3. No quarto de um hotel barato na beira da estrada, tentando colocar ordem no caos. A luz é tão fraca que mal consigo enxergar o meu rosto do outro lado do espelho. E tenho ainda uma longa caminhada. Desenho uma runa com o canivete no tampo da escrivaninha: Nauthiz, situações perigosas.

4. Pensar que um dia estivemos completos, na infância talvez, seria o mesmo que dizer que ao longo da vida só o que fazemos é perder pedaços, ir apagando aos poucos. Não quero, não posso pensar assim; preciso seguir adiante, agora, sem nem perguntar o nome daquilo que se perde. Alguma coisa terá que morrer, eu sei.
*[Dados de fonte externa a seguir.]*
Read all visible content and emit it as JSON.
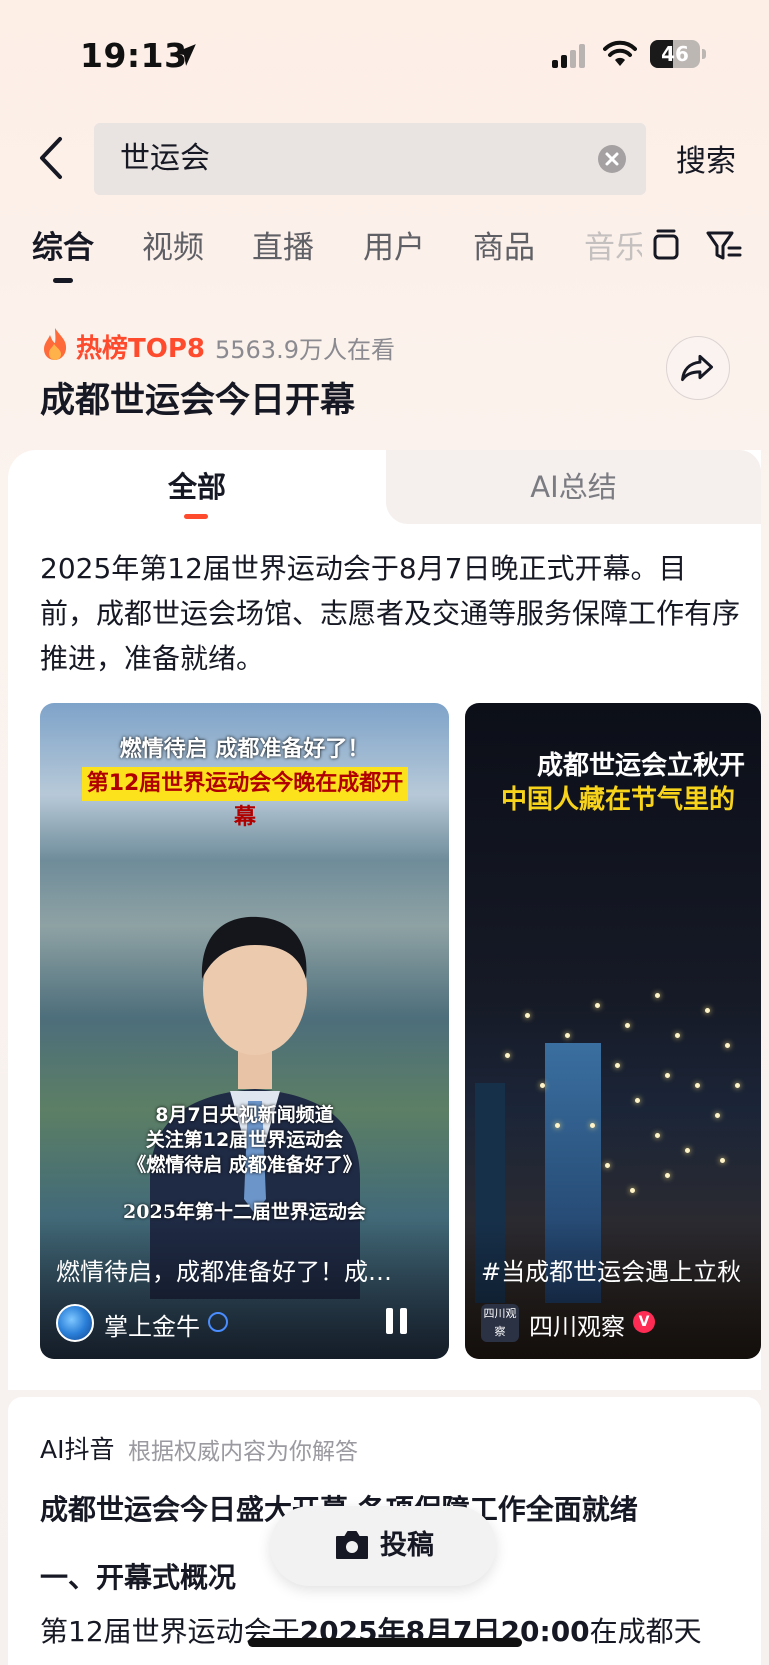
{
  "status_bar": {
    "time": "19:13",
    "battery_level": "46",
    "battery_fraction": 0.46
  },
  "search": {
    "query": "世运会",
    "submit_label": "搜索"
  },
  "category_tabs": [
    {
      "label": "综合",
      "active": true
    },
    {
      "label": "视频",
      "active": false
    },
    {
      "label": "直播",
      "active": false
    },
    {
      "label": "用户",
      "active": false
    },
    {
      "label": "商品",
      "active": false
    },
    {
      "label": "音乐",
      "active": false
    }
  ],
  "hot_topic": {
    "badge": "热榜TOP8",
    "views": "5563.9万人在看",
    "title": "成都世运会今日开幕"
  },
  "content_tabs": {
    "all": "全部",
    "ai_summary": "AI总结"
  },
  "summary_text": "2025年第12届世界运动会于8月7日晚正式开幕。目前，成都世运会场馆、志愿者及交通等服务保障工作有序推进，准备就绪。",
  "videos": [
    {
      "caption_line1": "燃情待启 成都准备好了！",
      "caption_line2": "第12届世界运动会今晚在成都开幕",
      "subtitle_line1": "8月7日央视新闻频道",
      "subtitle_line2": "关注第12届世界运动会",
      "subtitle_line3": "《燃情待启 成都准备好了》",
      "desk_text": "2025年第十二届世界运动会",
      "title": "燃情待启，成都准备好了！成…",
      "author": "掌上金牛"
    },
    {
      "caption_line1": "成都世运会立秋开",
      "caption_line2": "中国人藏在节气里的",
      "title": "#当成都世运会遇上立秋",
      "author": "四川观察",
      "author_logo_text": "四川观察"
    }
  ],
  "ai_answer": {
    "brand": "AI抖音",
    "hint": "根据权威内容为你解答",
    "title": "成都世运会今日盛大开幕 各项保障工作全面就绪",
    "section_heading": "一、开幕式概况",
    "body_prefix": "第12届世界运动会于",
    "body_bold": "2025年8月7日20:00",
    "body_suffix": "在成都天"
  },
  "post_button": {
    "label": "投稿"
  },
  "colors": {
    "accent_red": "#fe4a2d",
    "text_primary": "#161823",
    "caption_yellow": "#fbe21d"
  }
}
Mas outra coisa espera pra ser conquistada.

5. Pela janela do quarto, ouço a voz da Alice de Lewis Carroll num terreno baldio: "Não, já decidi: se sou Mabel, vou ficar aqui embaixo! Não vai adiantar nada eles enfiarem as cabeças para baixo e dizerem: 'Venha para cima querida!'. Vou olhar para cima e dizer: 'Quem eu sou então? Primeiro me digam isso, e depois, se eu não gostar, vou ficar aqui embaixo até ser outra pessoa'..."
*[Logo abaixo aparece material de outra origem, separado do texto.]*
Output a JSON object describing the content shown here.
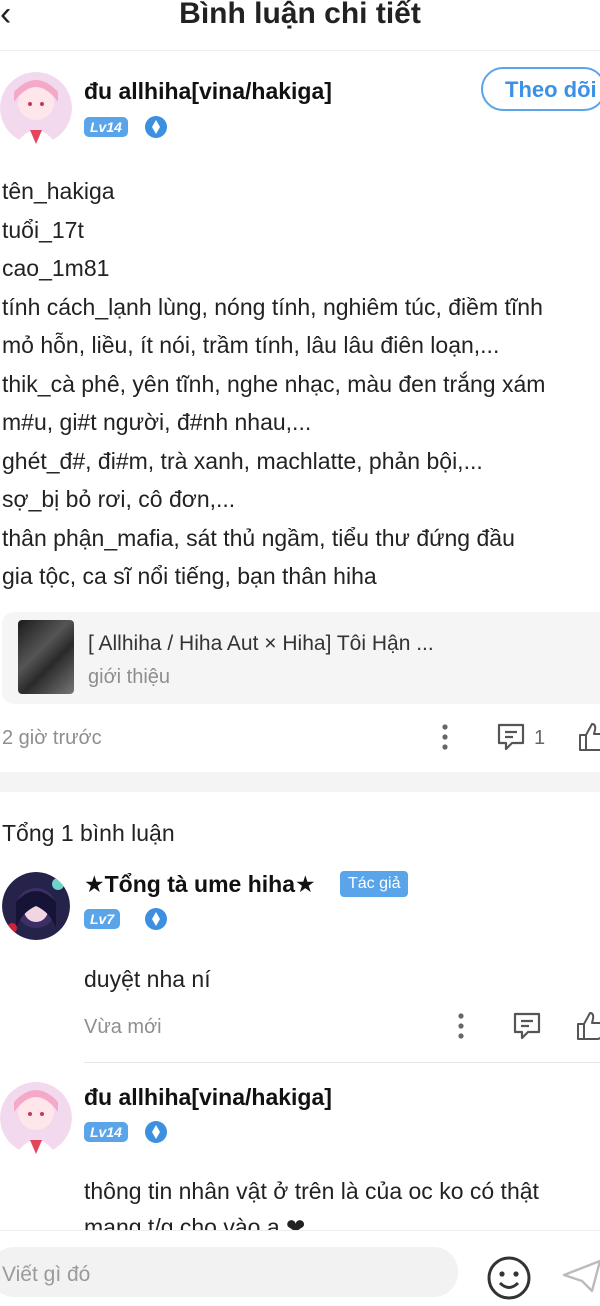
{
  "header": {
    "back_icon": "‹",
    "title": "Bình luận chi tiết"
  },
  "post": {
    "author": "đu allhiha[vina/hakiga]",
    "level": "Lv14",
    "follow_label": "Theo dõi",
    "lines": [
      "tên_hakiga",
      "tuổi_17t",
      "cao_1m81",
      "tính cách_lạnh lùng, nóng tính, nghiêm túc, điềm tĩnh",
      "mỏ hỗn, liều, ít nói, trầm tính, lâu lâu điên loạn,...",
      "thik_cà phê, yên tĩnh, nghe nhạc, màu đen trắng xám",
      "m#u, gi#t người, đ#nh nhau,...",
      "ghét_đ#, đi#m, trà xanh, machlatte, phản bội,...",
      "sợ_bị bỏ rơi, cô đơn,...",
      "thân phận_mafia, sát thủ ngầm, tiểu thư đứng đầu",
      "gia tộc, ca sĩ nổi tiếng, bạn thân hiha"
    ],
    "link_title": "[ Allhiha / Hiha Aut × Hiha] Tôi Hận ...",
    "link_subtitle": "giới thiệu",
    "time": "2 giờ trước",
    "comment_count": "1"
  },
  "comments_section": {
    "total_label": "Tổng 1 bình luận",
    "comments": [
      {
        "author": "★Tổng tà ume hiha★",
        "badge": "Tác giả",
        "level": "Lv7",
        "text": "duyệt nha ní",
        "time": "Vừa mới"
      },
      {
        "author": "đu allhiha[vina/hakiga]",
        "level": "Lv14",
        "text": "thông tin nhân vật ở trên là của oc ko có thật",
        "text2": "mang t/g cho vào ạ ❤"
      }
    ]
  },
  "composer": {
    "placeholder": "Viết gì đó"
  },
  "colors": {
    "accent": "#5aa4ea",
    "follow_text": "#3c91e6",
    "muted": "#8e8e8e"
  }
}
6. Muito antes de eu ter me tornado um Mago, já tinha ouvido algumas lendas sobre a Flor de Vidro: uma peça mágica tão poderosa que daria àquele que a possuísse tudo de que ele sente falta. Dediquei muitos anos à sua procura, ridicularizado pelos meus irmãos, eu mesmo muitas vezes duvidando seriamente de sua existência; até que a encontrei, nem tão escondida assim, no porão de uma casinha próxima ao farol de Blavand, na Dinamarca. Por sorte, antes que eu a tomasse com um gesto de triunfo, reparei em um bilhete envelhecido do seu lado: a Flor de Vidro é extremamente frágil, e ainda não está pronta. Ela precisa ser banhada em um lago branco que não sei onde fica, e só depois disso é que estará de posse dos seus plenos poderes. E foi assim que a minha bênção se tornou maldição: agora mal consigo dar um passo sem temer que ela se quebre, e que esteja perdida assim a minha única chance de ter tudo o que me falta. Uma ansiedade louca, um pavor quase incontrolável vigia os meus gestos. Antes de me dar os paraísos que eu quero, a Flor de Vidro me oferece o inferno do mais absoluto medo.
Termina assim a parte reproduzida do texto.